Le mani rotolano la terra
la farina l'acqua il sale
impastano, bevono
e distinguono, raccolgono,
addormentano, addomesticano
il dolore, accarezzano, come un gesto
che prende il posto del pensiero, i suoi
manovali. Le mani sono ricche e vuote
conoscono molte altre mani
e caldo e freddo e le voci le attraversano
e loro sanno buono quando è buono
e cattivo quando è cattivo.
Le mani perpendicolari al filo
si stendono sull'abisso e dicono:
stai quieto stai quieto
come con un mare in burrasca.
Vecchie molto vecchie
le mani.
 
In poche parole: Chandra Livia Candiani esprime nel suo poetare una visione del mondo secondo la quale l'uomo risulta parte di un cosmo in cui non occupa una posizione privilegiata, ma condivide con gli altri elementi naturali il medesimo statuto di esistenza, in cui il male è necessario quanto il bene, in cui la morte si può contemplare con serenità, perché principio di una nuova nascita, in un flusso perpetuo che riguarda tutto e tutti, ma che non prevede alcuna forma di trascendenza.

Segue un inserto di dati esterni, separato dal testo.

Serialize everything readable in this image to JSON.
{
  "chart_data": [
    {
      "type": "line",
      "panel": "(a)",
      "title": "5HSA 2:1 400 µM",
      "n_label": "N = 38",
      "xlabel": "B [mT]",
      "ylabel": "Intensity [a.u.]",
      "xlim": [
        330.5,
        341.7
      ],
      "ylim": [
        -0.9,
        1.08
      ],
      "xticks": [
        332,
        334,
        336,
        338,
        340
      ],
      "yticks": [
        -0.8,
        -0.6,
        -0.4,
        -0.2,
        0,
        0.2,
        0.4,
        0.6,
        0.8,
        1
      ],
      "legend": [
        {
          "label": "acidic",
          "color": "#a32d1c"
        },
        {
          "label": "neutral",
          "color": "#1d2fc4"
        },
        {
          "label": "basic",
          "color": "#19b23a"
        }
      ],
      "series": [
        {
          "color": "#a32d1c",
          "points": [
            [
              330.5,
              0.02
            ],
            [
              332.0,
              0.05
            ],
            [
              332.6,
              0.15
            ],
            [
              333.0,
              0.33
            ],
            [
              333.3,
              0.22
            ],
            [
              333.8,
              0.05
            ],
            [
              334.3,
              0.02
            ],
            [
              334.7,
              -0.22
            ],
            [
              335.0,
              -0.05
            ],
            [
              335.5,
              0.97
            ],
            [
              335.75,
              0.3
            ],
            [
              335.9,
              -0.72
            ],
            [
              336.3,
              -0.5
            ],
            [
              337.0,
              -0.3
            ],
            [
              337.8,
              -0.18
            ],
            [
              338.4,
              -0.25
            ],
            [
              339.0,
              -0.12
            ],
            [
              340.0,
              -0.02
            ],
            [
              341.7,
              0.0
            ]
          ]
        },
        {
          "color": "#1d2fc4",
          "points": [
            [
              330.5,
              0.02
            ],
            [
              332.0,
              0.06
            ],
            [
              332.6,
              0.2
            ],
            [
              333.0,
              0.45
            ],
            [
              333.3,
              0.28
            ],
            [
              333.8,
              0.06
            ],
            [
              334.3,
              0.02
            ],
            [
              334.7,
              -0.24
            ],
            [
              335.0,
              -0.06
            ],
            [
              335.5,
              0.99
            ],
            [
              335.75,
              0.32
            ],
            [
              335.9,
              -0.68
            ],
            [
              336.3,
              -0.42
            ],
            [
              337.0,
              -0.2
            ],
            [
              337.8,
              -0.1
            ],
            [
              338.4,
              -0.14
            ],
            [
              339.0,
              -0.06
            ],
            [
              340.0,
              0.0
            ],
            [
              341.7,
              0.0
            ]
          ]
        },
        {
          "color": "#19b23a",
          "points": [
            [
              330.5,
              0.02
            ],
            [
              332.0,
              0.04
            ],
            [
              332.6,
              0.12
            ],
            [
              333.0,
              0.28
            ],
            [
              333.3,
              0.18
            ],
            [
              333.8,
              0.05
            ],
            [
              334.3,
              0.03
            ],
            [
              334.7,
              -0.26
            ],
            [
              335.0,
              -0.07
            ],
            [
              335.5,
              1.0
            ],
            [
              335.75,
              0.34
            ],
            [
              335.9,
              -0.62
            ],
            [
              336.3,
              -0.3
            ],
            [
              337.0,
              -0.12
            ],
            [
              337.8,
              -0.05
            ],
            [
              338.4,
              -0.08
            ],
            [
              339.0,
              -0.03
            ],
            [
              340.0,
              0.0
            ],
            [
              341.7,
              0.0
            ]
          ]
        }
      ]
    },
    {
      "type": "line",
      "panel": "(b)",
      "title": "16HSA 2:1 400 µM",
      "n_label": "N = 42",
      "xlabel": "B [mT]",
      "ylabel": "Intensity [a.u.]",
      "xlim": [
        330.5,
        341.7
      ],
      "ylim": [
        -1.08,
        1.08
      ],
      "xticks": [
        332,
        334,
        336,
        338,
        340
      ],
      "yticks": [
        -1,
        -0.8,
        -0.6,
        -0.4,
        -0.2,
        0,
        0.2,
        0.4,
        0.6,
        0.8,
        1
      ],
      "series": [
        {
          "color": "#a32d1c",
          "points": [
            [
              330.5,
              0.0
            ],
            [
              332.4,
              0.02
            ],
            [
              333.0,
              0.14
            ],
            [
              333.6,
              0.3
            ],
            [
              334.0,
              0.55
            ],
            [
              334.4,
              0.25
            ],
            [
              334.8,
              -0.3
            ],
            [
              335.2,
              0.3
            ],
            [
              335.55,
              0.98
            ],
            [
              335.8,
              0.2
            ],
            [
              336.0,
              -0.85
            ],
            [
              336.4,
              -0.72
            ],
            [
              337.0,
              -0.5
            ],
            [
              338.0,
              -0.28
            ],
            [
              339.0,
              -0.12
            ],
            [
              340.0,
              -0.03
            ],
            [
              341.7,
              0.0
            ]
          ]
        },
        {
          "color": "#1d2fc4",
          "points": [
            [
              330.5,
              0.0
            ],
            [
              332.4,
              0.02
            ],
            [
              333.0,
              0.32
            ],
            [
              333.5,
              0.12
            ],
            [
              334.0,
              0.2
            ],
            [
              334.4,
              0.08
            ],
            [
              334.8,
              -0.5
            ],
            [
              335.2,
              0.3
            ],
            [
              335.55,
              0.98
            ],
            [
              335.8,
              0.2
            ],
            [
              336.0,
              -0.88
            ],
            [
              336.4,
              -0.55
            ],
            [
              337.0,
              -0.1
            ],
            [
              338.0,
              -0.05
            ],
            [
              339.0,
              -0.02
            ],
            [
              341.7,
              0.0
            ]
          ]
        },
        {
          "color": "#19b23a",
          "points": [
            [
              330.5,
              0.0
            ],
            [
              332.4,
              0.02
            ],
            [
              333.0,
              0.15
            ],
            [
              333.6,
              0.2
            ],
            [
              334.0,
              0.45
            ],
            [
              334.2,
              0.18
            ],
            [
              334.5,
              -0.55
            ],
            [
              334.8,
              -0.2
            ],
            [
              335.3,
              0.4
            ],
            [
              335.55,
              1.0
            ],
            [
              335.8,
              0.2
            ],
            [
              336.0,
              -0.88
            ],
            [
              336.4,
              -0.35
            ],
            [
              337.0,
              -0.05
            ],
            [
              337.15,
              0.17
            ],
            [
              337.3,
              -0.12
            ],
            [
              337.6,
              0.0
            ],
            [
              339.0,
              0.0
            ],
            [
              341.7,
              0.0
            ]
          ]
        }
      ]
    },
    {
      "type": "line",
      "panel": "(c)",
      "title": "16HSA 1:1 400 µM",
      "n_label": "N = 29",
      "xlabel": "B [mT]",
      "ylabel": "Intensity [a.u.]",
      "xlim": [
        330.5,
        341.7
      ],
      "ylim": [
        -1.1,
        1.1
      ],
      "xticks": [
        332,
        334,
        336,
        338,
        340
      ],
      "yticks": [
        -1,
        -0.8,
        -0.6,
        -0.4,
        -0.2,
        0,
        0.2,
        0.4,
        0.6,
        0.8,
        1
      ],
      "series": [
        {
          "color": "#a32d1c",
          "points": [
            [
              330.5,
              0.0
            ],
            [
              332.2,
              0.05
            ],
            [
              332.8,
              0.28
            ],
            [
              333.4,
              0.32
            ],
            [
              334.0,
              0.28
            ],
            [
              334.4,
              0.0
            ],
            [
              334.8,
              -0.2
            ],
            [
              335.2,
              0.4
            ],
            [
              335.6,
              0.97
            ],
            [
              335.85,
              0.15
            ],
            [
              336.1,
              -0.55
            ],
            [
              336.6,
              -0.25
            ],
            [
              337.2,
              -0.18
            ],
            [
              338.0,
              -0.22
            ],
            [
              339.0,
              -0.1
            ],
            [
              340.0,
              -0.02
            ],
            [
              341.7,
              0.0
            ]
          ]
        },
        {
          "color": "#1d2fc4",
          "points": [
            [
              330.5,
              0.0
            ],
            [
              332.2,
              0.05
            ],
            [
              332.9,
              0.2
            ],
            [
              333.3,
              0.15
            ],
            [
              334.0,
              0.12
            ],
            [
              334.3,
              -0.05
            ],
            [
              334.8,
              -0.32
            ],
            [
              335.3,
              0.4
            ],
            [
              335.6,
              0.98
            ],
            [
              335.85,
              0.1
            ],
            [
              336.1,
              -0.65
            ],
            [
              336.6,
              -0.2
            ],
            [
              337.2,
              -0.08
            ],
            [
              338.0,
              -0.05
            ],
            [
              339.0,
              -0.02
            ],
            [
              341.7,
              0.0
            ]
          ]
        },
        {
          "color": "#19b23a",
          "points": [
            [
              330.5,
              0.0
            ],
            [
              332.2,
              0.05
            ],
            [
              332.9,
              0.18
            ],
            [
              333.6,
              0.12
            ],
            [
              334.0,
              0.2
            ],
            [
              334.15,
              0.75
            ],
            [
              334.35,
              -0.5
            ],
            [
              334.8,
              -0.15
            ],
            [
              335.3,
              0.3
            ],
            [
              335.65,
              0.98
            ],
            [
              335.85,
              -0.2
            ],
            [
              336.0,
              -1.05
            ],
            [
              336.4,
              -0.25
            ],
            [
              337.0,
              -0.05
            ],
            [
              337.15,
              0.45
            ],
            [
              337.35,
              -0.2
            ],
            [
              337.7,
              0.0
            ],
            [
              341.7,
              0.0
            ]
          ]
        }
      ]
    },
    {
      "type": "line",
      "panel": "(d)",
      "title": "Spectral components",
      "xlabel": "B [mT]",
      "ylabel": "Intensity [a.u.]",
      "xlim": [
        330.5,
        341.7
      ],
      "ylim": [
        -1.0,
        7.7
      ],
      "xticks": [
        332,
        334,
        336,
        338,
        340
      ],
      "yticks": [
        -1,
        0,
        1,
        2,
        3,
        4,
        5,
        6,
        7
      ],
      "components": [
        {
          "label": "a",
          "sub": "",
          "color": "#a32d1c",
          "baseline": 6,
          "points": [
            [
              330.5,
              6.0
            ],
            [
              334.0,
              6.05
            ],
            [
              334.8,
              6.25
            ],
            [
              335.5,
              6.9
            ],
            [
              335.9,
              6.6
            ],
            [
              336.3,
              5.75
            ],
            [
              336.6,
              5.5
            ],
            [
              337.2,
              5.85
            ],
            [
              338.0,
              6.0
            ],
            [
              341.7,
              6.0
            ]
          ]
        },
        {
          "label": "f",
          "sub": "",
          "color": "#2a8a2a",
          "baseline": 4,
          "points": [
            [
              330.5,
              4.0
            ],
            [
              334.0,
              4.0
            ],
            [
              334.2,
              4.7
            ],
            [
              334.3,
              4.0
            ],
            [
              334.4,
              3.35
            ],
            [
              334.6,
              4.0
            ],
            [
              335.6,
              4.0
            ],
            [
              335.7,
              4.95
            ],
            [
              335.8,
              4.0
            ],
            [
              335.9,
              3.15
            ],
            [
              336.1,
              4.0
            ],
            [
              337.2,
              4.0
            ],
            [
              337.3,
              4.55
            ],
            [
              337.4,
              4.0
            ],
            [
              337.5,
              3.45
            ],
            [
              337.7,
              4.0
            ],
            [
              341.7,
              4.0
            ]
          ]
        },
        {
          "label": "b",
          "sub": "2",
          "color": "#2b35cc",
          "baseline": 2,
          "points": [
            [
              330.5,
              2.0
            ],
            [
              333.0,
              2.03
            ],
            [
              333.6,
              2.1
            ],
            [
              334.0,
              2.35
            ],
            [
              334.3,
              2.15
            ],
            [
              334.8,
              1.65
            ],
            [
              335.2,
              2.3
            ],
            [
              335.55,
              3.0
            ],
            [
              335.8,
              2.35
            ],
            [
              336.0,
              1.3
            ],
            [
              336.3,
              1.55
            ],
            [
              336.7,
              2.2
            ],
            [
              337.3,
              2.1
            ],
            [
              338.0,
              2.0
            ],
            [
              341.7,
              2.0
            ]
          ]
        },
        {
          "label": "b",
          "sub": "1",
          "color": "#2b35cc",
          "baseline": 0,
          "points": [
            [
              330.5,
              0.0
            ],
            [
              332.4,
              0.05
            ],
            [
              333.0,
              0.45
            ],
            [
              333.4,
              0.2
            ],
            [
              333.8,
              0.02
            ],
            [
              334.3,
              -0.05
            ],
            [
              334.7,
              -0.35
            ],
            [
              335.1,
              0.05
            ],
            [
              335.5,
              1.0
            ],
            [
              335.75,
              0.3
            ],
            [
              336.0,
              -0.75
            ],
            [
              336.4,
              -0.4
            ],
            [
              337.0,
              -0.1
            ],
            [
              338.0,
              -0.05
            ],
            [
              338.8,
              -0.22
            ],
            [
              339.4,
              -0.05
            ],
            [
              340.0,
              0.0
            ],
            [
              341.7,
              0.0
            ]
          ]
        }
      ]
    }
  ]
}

A creare questo universo concorre un discorso poetico complesso, all'interno del quale il coinvolgimento emotivo dell'io lirico alza la temperatura espressiva fino al punto di incenerire i segni di interpunzione e di fondere tra loro i nessi sintattici, colando la sostanza incandescente della soluzione verbale entro gli stampi di forme metriche che spesso si rifanno ai versi più tipici della nostra tradizione letteraria.